12. Keep track of his “very small mistakes” because they’ll be needed come review time–the best way to undermine his will is gradually

13. Don’t allow him to experience real workplace pleasure

14. Keep him humble–use both your vanity and false modesty to keep him thinking that management knows best and is completely in charge

15. Make him live in the future rather than the present–at review time tell him “next year can be different if he only changes to meet your expectations”

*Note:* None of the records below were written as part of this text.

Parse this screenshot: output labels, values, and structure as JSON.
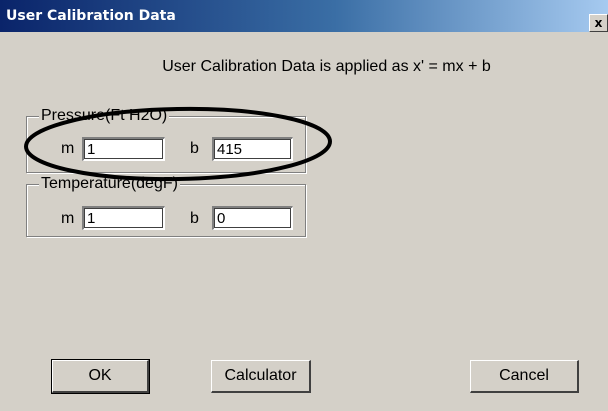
{
  "window": {
    "title": "User Calibration Data",
    "close_label": "x"
  },
  "instruction": "User Calibration Data is applied as x' = mx + b",
  "pressure": {
    "group_label": "Pressure(Ft H2O)",
    "m_label": "m",
    "m_value": "1",
    "b_label": "b",
    "b_value": "415"
  },
  "temperature": {
    "group_label": "Temperature(degF)",
    "m_label": "m",
    "m_value": "1",
    "b_label": "b",
    "b_value": "0"
  },
  "buttons": {
    "ok": "OK",
    "calculator": "Calculator",
    "cancel": "Cancel"
  },
  "colors": {
    "dialog_bg": "#d4d0c8",
    "titlebar_start": "#0a246a",
    "titlebar_end": "#a6caf0",
    "annotation": "#000000"
  }
}
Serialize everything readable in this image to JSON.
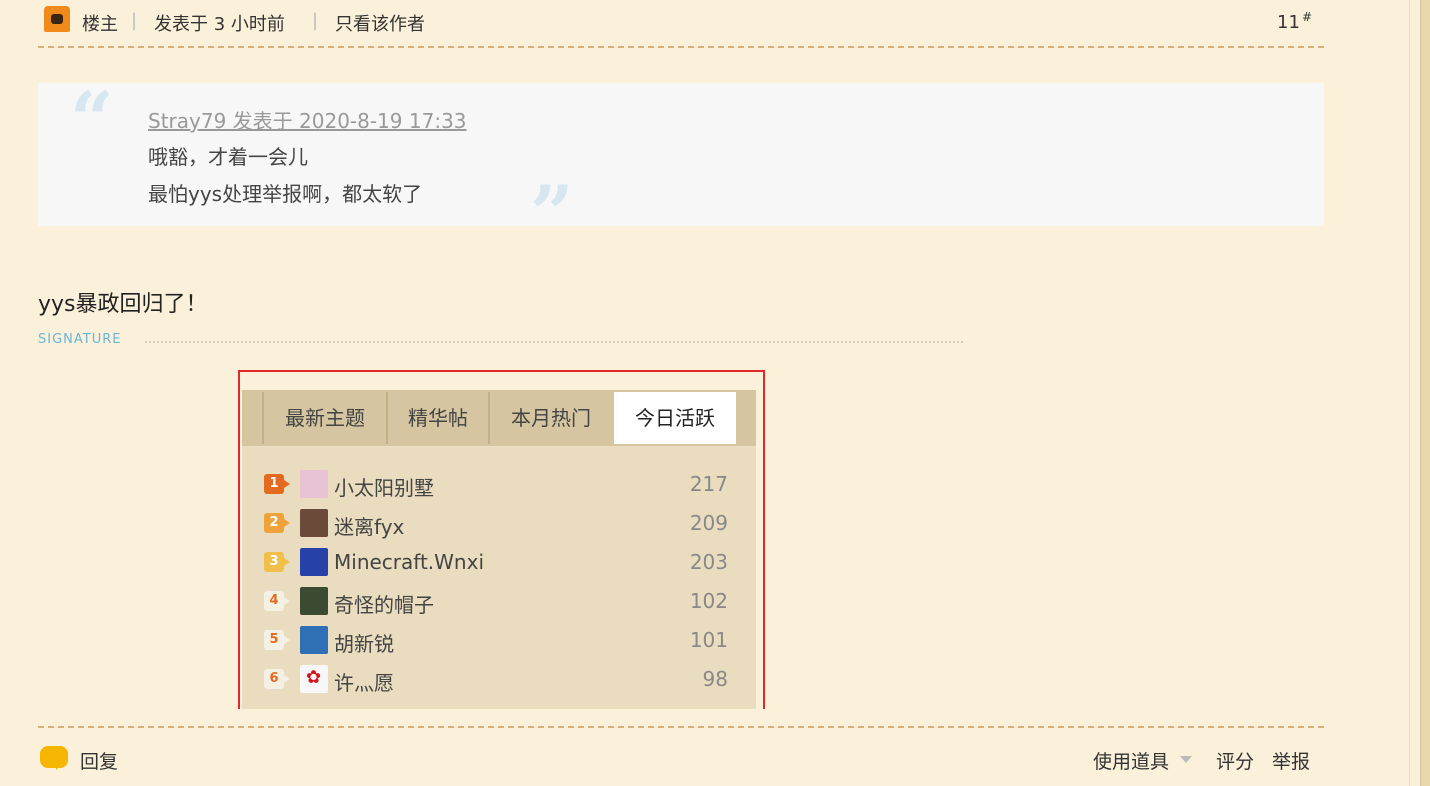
{
  "header": {
    "owner_label": "楼主",
    "posted_time": "发表于 3 小时前",
    "only_author": "只看该作者",
    "floor": "11",
    "floor_mark": "#"
  },
  "quote": {
    "author_line": "Stray79 发表于 2020-8-19 17:33",
    "lines": [
      "哦豁，才着一会儿",
      "最怕yys处理举报啊，都太软了"
    ],
    "open_mark": "“",
    "close_mark": "”"
  },
  "post_text": "yys暴政回归了！",
  "signature_label": "SIGNATURE",
  "signature_image": {
    "tabs": [
      "最新主题",
      "精华帖",
      "本月热门",
      "今日活跃"
    ],
    "active_tab": "今日活跃",
    "rows": [
      {
        "rank": "1",
        "name": "小太阳别墅",
        "score": "217",
        "badge_color": "#e46a20",
        "avatar_color": "#e7c3d5"
      },
      {
        "rank": "2",
        "name": "迷离fyx",
        "score": "209",
        "badge_color": "#f0a23a",
        "avatar_color": "#6b4a3a"
      },
      {
        "rank": "3",
        "name": "Minecraft.Wnxi",
        "score": "203",
        "badge_color": "#f2c04a",
        "avatar_color": "#2641a8"
      },
      {
        "rank": "4",
        "name": "奇怪的帽子",
        "score": "102",
        "badge_color": "#f4f0e4",
        "avatar_color": "#3c4a32"
      },
      {
        "rank": "5",
        "name": "胡新锐",
        "score": "101",
        "badge_color": "#f4f0e4",
        "avatar_color": "#2f6fb6"
      },
      {
        "rank": "6",
        "name": "许灬愿",
        "score": "98",
        "badge_color": "#f4f0e4",
        "avatar_color": "#f7f7f7"
      }
    ]
  },
  "footer": {
    "reply": "回复",
    "use_tool": "使用道具",
    "rate": "评分",
    "report": "举报"
  }
}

16. Encourage job-hopping for the ones you don’t want to keep–saves the time needed to justify and document a lay-off

17. Encourage him to think of everything from the “me” perspective–encourage selfishness as it helps keep the employees in competition with each other

18. Convince him that the underlying grounds for his employment is being in love with the job–make him drink the management Kool-Aid

19. Make him believe that the grass isn’t greener on the other side of the fence−because it’s not

20. Always be critical of any and all decisions that he makes–make sure he fears taking risks–encourage him to come to you for decisions

21. Convince him to use the pronoun “my” in the fully possessive sense of ownership, e.g., “my time,” “my job,” “my office”–this helps set employee against employee–the essence of divide and conquer

22. Understand that outside of work his world may be full of pleasures and you must make sure he spends the least amount of time there–effectively use micromanagement and workaholism to keep him on the job and critical of his capabilities

23. Encourage him to believe that management knows best and is the only means to the organization’s goals

24. Keep him confused about where he really stands in the ranking–keep him believing he’s toward the bottom of the list and could be a ripe target for layoff

25. Increase his fear−this increases his compliance to do what he’s told

26. Sow seeds of “self-consciousness”–make him believe that he’s not performing to the level of his peers and is the weakest link in the organization

27. Twist his thoughts to your advantage

28. Keep him in line until he grows too old to find another job

29. Defeat his courage, and make him a coward−courage is the building block of empowerment and that’s a threat to management

30. Capitalize on his fatigue−use to management’s advantage in the performance review, i.e., he’s not motivated and thus not a team player

31. His end is not your concern−management shouldn’t have any remorse after a lay-off

As I mentioned earlier the term evil is synonymous with the devil. Consider these 31 points as sort of a primer for evil (or if you prefer: dysfunctional) management developed by the devil. Now you know where dysfunctional, evil, management gets its coaching.

George Bernard Shaw once said; “A Native American elder once described his own inner struggles in this manner: ‘Inside of me there are two dogs. One of the dogs is mean and evil. The other dog is good. The mean dog fights the good dog all the time.’

“When asked which dog wins, he reflected for a moment and replied, ‘The one I feed the most.’”

Thus anyone in management has the choice to listen to the diabolical ventriloquism and follow the devil’s 31 point prompting or to break from the mold and do exactly the opposite−it’s the old low-road v. high-road decision process.